Saisissant le prétexte de la violation du traité de paix de 202 (Carthage dut lever une armée pour reposser les invasions numides), et profitant de la faiblesse militaire de son ennemi, Rome lança une grande offensive en Afrique (la troisième guerre punique) destinée à amener les troupes romaines à pied d'œuvre pour le siège de Carthage, qui dura trois ans, et fut mené à bien par Publius Cornelius Scipio, surnommé pour cela le second Africain. Le siège s'acheva en -146 par la destruction complète de la ville : elle fut rasée et du sel fut semé sur les terres pour les rendre infertiles, par crainte de la résurrection de la puissance de Carthage.

L'occupation romaine

La fin de la troisième guerre punique (-146) marque l'établissement de la colonie romaine d'Afrique et le début de sept cents ans de domination romaine.

Carthage est reconstruite par Jules César (Colonia Julia Karthago).
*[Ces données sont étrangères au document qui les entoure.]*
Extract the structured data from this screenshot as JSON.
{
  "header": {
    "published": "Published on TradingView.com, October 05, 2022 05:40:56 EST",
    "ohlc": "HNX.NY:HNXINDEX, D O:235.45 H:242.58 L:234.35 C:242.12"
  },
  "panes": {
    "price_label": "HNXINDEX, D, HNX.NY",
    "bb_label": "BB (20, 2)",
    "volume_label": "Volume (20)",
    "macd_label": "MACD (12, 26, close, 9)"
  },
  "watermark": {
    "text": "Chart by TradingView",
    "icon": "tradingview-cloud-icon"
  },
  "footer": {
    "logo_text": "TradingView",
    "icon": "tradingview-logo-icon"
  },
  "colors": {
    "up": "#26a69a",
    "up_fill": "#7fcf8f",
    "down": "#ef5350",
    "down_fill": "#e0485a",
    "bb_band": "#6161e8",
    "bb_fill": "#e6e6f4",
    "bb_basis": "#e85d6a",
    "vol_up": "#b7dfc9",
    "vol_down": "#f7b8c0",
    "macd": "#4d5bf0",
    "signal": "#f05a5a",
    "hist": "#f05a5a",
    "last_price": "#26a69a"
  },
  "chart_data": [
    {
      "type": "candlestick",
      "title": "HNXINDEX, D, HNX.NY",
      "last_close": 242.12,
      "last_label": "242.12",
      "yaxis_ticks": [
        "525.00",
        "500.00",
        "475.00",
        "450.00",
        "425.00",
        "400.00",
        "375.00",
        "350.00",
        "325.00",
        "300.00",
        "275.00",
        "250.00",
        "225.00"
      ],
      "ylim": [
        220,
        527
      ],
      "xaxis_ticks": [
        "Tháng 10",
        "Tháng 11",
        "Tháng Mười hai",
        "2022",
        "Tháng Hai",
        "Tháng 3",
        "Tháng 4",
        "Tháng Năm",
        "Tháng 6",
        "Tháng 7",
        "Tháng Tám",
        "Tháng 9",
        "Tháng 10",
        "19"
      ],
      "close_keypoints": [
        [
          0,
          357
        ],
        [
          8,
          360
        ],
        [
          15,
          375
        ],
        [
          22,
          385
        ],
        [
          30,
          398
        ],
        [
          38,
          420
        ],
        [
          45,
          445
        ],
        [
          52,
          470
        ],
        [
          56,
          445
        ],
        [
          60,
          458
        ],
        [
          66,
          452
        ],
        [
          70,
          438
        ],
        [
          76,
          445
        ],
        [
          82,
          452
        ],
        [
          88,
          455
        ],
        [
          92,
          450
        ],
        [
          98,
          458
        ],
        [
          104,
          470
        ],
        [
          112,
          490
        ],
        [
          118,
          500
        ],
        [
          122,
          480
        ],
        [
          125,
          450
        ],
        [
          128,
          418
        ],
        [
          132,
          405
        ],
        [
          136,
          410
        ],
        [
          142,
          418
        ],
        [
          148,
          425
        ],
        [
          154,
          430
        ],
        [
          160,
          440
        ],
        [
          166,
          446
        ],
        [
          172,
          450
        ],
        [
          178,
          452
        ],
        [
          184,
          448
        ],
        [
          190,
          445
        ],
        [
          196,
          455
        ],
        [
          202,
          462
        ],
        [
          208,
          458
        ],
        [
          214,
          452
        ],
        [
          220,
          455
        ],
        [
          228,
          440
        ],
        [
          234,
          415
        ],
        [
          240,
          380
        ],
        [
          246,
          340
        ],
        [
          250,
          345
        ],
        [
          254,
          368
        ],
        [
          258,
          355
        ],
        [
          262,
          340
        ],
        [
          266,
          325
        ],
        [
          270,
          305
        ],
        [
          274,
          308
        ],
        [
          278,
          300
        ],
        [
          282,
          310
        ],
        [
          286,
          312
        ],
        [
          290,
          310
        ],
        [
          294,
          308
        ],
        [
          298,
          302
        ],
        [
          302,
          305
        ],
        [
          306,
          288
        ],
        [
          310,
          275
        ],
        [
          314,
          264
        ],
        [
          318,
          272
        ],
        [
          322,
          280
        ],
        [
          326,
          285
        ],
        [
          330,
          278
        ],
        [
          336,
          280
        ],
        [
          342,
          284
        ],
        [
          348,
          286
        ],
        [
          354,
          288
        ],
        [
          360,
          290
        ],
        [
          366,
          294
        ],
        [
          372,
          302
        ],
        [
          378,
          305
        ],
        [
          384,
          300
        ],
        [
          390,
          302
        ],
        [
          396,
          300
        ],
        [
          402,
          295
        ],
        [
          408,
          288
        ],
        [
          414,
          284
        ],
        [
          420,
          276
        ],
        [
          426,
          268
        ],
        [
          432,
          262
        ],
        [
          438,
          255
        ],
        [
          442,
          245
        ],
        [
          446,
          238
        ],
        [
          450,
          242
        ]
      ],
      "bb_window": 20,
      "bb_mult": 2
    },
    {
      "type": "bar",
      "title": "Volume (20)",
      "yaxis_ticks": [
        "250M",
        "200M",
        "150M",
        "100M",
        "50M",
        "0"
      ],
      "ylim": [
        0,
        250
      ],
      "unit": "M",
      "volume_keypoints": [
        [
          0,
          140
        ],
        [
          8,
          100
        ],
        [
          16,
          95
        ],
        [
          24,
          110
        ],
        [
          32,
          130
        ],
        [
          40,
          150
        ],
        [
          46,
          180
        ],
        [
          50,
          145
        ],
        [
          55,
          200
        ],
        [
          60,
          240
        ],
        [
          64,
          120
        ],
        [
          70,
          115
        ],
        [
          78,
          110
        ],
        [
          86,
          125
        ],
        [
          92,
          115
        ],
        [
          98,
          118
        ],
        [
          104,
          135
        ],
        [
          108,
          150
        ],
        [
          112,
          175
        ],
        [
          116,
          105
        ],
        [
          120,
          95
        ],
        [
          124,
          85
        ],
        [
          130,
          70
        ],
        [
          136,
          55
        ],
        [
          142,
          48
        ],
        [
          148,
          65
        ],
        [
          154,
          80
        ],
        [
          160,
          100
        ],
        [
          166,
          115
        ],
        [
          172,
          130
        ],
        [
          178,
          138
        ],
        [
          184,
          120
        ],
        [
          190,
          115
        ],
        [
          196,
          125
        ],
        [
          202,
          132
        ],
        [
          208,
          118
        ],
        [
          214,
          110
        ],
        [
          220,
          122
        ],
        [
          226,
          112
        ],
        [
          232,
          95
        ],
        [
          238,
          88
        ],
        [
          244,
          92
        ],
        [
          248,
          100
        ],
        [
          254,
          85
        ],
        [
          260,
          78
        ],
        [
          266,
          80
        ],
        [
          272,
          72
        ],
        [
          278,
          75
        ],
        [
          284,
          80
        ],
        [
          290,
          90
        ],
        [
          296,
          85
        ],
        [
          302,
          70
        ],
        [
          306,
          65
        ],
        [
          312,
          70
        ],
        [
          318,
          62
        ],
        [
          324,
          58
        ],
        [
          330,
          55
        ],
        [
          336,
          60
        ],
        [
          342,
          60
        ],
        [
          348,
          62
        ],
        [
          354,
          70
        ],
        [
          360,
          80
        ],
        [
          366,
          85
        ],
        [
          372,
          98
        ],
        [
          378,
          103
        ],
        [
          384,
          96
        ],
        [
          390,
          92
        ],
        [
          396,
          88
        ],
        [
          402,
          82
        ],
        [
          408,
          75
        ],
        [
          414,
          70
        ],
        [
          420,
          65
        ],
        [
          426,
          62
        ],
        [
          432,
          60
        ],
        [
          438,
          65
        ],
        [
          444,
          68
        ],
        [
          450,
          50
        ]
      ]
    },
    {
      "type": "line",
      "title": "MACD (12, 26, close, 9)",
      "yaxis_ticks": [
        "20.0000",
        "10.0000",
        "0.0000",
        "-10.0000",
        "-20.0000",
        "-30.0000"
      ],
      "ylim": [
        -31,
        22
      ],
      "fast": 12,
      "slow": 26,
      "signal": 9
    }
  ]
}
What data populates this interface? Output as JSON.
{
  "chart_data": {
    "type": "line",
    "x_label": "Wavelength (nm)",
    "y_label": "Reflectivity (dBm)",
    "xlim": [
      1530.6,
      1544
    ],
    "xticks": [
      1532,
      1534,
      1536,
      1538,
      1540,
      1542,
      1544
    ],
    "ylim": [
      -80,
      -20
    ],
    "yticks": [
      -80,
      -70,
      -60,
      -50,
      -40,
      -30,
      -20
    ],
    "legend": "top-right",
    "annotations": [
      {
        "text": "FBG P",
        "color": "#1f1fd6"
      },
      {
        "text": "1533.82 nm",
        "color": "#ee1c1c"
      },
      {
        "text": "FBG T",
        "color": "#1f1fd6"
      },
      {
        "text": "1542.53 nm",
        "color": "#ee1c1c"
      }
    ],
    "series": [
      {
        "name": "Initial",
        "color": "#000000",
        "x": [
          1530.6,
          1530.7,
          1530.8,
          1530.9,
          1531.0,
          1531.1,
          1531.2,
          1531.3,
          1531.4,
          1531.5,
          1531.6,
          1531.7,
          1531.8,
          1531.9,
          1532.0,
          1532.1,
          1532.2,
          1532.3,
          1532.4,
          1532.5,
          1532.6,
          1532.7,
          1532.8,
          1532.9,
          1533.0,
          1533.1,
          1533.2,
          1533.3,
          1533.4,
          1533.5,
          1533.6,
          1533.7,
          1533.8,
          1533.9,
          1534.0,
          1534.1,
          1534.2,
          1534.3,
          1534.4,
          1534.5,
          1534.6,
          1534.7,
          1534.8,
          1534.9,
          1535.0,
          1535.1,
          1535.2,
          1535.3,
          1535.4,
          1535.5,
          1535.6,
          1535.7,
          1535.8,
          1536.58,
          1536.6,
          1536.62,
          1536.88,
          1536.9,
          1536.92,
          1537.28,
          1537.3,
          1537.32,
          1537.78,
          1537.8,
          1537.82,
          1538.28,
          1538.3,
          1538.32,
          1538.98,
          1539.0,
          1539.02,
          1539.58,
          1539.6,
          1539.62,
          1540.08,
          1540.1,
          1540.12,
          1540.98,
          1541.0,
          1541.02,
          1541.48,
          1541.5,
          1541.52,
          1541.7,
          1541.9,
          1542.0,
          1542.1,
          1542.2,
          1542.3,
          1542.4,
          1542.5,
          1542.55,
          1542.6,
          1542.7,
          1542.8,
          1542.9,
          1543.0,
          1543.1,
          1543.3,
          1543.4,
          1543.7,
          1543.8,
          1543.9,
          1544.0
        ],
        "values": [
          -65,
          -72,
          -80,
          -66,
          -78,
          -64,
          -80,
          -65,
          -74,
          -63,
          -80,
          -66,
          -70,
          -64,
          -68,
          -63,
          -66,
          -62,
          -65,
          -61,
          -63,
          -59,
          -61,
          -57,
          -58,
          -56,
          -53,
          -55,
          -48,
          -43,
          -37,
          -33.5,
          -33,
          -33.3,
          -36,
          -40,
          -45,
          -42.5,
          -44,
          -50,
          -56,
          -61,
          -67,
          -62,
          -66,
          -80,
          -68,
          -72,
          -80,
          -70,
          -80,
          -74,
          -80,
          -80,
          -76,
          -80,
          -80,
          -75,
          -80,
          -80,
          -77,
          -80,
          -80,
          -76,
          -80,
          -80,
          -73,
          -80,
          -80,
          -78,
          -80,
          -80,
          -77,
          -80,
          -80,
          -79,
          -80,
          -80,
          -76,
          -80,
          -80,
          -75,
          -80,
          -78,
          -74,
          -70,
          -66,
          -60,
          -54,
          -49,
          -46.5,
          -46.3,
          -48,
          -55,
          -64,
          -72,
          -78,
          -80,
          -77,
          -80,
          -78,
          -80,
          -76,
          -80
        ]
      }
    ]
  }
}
Celle-ci devint la capitale de la nouvelle province d'Afrique et retrouve rapidement son rang et sa prospérité d'autrefois.

C'est une période de grande prospérité, l'Afrique devient rapidement le "grenier à blé" de Rome, en témoigne le Colisé d'El Jem (antique Thysdrus), le plus grand de l'empire.

Les nombreux sites archéologiques d'une grande splendeur qui parsèment le paysage tunisien d'aujourd'hui témoignent de la position primordiale que la colonie d'Afrique occupait au sein de l'Empire romain. On trouve en Tunisie de riches sites puniques et romains qu'on peut admirer à Carthage et dans d'autres lieux historiques à travers le pays. Parmi ces sites, les thermes d'Antonin à Carthage, le temple romain de Dougga, la nécropole punique d'Utique, le temple romain de Sbeitla, les villas romaines de Bulla Regia, et bien sûr le Colisée d'El Jem. Tout près de Tunis, le musée du Bardo abrite la plus grande collection de mosaïques romaines dans le monde.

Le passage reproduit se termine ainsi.